As for the G2 explosion noted, I'd also say it was left on or somehow turned-on and overheated causing a fire.

-dan
 

cy

Flashaholic
Joined
Dec 20, 2003
Messages
8,182
Location
USA
I wonder if the investigators found out G2 don't have a locking tailcap. combined with P61 & fresh cells. excellent potential for heating up
 

mattheww50

Flashlight Enthusiast
Joined
Jun 24, 2003
Messages
1,048
Location
SW Pennsylvania
Let me suggest an explanation for the sequence of events.
If the flashlight isn't well vented (fairly typical), even if you don't build up appreciable pressure in the flashlight, the gas release from the batteries will increase the concentration of the gas in the flashlight. The gas most typically vented from batteries is Hydrogen. The discharging or charging does not produce vast amount of hydrogen. If memory serve me, i takes about 60 amp hours to vent a mole of hydrogen (about 22 liters at room temperature), so a CR123 isn't likely to vent more than about a liter. However a considerable less than a liter in side a flashlight could probably blow the flashlight apart and start a small fire.

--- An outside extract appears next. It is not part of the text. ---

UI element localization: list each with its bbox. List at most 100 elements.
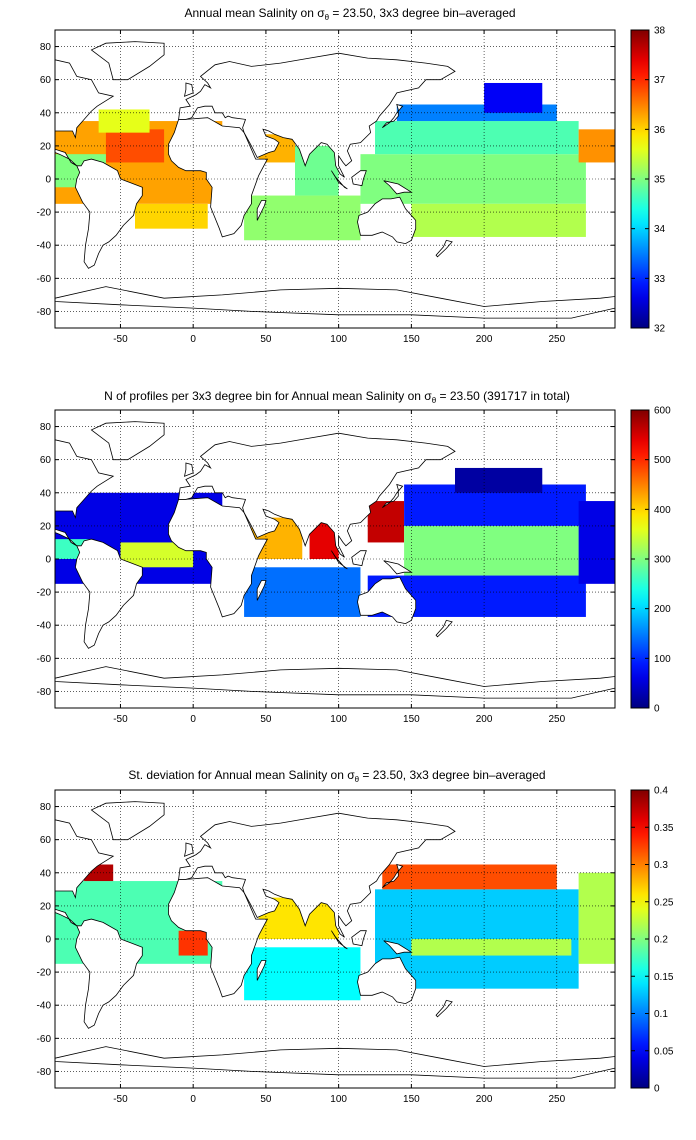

Hydrogen in air is explosive in concentrations from 4 to 75%, and concentrations in that range are probably easily achieved inside a flashlight).

even venting a liter or two of hydrogen into a small room will not even get close to the lower limit of explosive concentration in air, about 4%. Put it in a confined space like the upper shelf of a locker,or pocket of a water proof jacket and reaching 4% may not be difficult. With a 2-3 watt halogen lamp in the flashlight, it may not be very hard to find a place inside the light where the temperature exceeds the flash point if the flashlight is left on. That ignites the explosive mixture in the flashlight, blowing the top and/or bottom off, and the flame ignites the hydrogen that has collected in the top of the locker, in the the closed pocket. BOOM! Not a great big explosion, but possible enough to light a very real fire.

My gut feel is this problem is unreltated to who, or how the 123's were made. It is a confluence of relatively low probability events. One of the Laws of Edsel Murphy is that all tolerances will accumulate in the direction where they will do the most damage!